Они условились, что завтра, в девять утра, Германн заедет за ними к гостиницу. Я правильно понял, спросил Германн, ваша супруга тоже составит нам компанию? Да, сухо ответил гость; и на лице Германна, утратившем вдруг деловую собранность (на нем даже проявились складки усталости), как будто растаявшем в душном тепле комнаты, в лучах яркой люстры, — скользнула, словно вызванная этим известием, беглая тень облегчения, похожая на луч какой-то блеснувшей надежды; гостю было неприятно увидеть это. Но разговаривать больше не было возможности: в комнату вернулись дамы. Жена Германна, крупная, белокурая, с пышной грудью, на белых полушариях которой, в вырезе платья, жемчужно поблескивали капельки пота, держала на руках ребенка; видимо, она вынула его из кроватки, чтобы успокоить: только что он издавал совершенно душераздирающий плач, — а вместе с тем, возможно, подчиняясь неосознанной потребности, свойственной некоторым женщинам, не позволять окружающим надолго забывать за делами вечный образ матери и дитяти и тем самым напоминая мужчинам об их сладостном долге; само дитя выглядело не столь торжественным — скорее сонным и рассеянным; вскоре оно было отправлено обратно в кроватку, гости откланялись (зонтик в конце концов обнаружился на месте, в передней); великодушное предложение Германна отвезти их домой на машине они отвергли, сказав, что с удовольствием пройдутся пешком.

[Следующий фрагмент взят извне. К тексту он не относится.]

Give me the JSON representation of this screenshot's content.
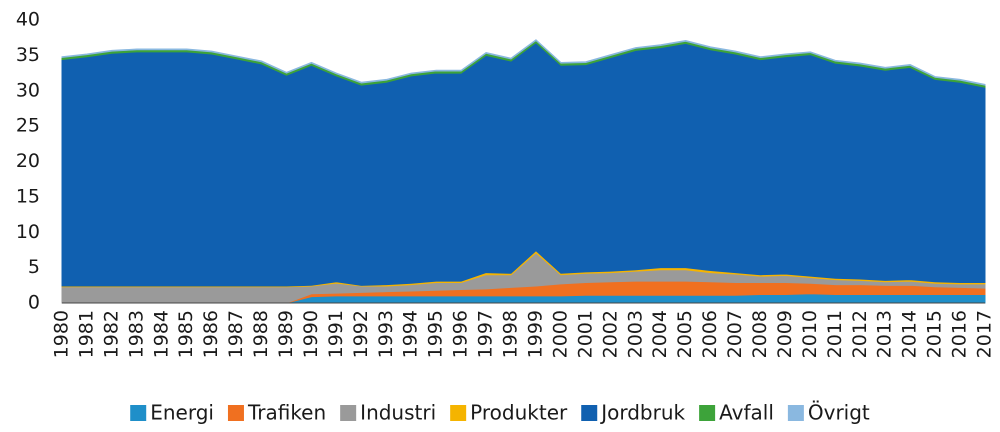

В небе за эти часы произошли изменения: супругов встретила чистая летняя ночь с брезжащими неяркими звездами; погода завтра обещала быть прекрасной. Во время короткой прогулки до отеля посланец посвятил жену в план завтрашней поездки; несколько слов он сказал и о городе, куда они попадут: это столица старинного герцогства, с огромным количеством достопримечательностей; нехорошо, если они не включат их в программу, подытожил он свой рассказ. Женщина — он ощутил это по локтю, прижатому к его боку, — слегка вздрогнула; в глазах ее — привычном и таком родном зеркале — появился невысказанный вопрос; посланец отвернулся.
— Ты не достопримечательности осматривать туда едешь, — сказала она.
— Нет, — ответил он. — У меня будут кое-какие дела в окрестностях.
— И конференция, и отпуск, и вся поездка — для тебя это был только повод, чтобы туда попасть.